In a similar vein screenwriter Barbara Nicolosi, in a panel discussion at the Catholic Writer’s Guild 2012 Online Conference, addressed the situation of Catholic artists in a deeply secularized world. Here is part of the transcript from that discussion (the entirety of which is available here):
Our topic is something like “What is an Authentic Catholic Storytelling?” I wanted to do this because I get asked all the time what I think of “Christian” movies. I always have to ask back, “What is a Christian movie?”We all know what I am talking about–movies made by Christians for Christians. The parallel is Christian publishing. Books by us, about us and for us.
I want to say that I object to the basic notion of us writing stuff just for us. I don’t see the great Catholics who were writers in ages past doing this. Dante wrote for everyone. Shakespeare wrote for everyone. Evelyn Waugh’s Brideshead Revisited was for anyone. Graham Greene’s The Power and the Glory was not “for the Christian market.” And then there is Flannery O’Connor.
I think that great writing is great writing–it is beautiful, it is profound, it is about men and God and the cosmos. If a book is unintelligible to other men because it is so rooted in our subculture, than it seems to me to be a bad work.
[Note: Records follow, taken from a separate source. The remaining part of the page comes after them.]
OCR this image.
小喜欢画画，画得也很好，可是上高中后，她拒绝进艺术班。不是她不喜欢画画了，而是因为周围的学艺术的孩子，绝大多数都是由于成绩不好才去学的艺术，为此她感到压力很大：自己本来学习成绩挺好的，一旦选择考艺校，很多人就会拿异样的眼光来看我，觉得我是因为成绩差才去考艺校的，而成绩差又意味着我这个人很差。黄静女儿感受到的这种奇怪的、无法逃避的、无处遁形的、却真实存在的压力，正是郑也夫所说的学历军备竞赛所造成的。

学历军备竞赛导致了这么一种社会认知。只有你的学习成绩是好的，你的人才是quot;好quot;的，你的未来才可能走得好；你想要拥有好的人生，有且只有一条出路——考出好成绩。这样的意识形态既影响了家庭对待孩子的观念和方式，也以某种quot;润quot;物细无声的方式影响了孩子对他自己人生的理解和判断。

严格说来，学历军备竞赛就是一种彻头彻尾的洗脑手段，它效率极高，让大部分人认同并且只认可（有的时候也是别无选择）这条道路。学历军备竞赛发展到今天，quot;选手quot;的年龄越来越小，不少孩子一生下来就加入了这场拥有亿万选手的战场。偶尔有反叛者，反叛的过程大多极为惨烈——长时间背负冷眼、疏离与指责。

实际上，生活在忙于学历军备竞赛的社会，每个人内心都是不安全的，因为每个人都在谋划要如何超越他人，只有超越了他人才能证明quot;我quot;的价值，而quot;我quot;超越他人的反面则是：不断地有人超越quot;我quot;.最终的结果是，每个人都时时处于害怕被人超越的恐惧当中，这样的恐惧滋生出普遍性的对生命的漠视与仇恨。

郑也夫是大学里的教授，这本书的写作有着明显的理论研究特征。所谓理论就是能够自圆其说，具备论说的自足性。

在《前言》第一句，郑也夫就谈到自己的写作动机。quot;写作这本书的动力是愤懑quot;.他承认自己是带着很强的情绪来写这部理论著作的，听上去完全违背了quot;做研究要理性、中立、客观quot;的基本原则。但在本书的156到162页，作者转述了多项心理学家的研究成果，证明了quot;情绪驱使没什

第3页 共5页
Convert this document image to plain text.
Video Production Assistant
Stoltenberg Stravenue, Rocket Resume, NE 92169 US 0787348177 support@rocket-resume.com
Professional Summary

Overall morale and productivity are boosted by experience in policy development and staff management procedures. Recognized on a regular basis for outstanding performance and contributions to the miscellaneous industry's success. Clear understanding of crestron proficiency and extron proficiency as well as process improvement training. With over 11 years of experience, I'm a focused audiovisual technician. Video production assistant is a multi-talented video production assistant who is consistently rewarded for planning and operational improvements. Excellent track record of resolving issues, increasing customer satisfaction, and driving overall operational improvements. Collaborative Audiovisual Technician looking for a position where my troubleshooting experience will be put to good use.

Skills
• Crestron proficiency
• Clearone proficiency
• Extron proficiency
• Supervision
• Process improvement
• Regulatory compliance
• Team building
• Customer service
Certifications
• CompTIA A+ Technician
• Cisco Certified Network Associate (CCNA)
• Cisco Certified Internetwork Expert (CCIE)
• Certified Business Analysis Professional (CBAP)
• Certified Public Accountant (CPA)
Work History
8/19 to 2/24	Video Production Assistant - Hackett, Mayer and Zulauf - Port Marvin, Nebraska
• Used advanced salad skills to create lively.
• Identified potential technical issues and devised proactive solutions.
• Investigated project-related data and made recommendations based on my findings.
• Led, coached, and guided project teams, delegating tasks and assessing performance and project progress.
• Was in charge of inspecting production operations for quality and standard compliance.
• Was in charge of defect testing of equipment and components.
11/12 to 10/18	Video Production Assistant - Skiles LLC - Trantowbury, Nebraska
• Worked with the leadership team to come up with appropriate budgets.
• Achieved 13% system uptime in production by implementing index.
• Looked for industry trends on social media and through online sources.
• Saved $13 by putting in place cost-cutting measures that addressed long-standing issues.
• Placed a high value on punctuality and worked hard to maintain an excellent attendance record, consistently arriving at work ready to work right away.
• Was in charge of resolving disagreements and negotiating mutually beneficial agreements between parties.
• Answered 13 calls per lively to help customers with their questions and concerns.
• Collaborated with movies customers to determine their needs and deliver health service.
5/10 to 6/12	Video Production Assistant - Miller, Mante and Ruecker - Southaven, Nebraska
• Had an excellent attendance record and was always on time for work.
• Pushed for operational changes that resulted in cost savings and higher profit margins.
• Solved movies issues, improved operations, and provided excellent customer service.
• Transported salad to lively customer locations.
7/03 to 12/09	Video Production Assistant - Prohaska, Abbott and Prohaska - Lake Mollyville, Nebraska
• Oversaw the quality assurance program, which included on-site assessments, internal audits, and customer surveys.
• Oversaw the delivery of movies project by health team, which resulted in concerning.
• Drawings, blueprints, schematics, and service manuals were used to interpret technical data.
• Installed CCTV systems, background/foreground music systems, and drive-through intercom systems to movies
The question later came up in the discussion about the obstacles Catholic writers face in trying to publish work with Catholic themes in it to the secular publishing world. Nicolosi responded:
My theory is that the secular world is not anti-Catholic as much as it is anti-bad art.
My friend Heather King has had two books published by the secular side–and she is a flaming Catholic with all the smells and bells. If a story works it works. Too often we are claiming that we are martyrs–but we are really committing suicide. You have to write the best story that you have in you. You have to write the story you have to tell.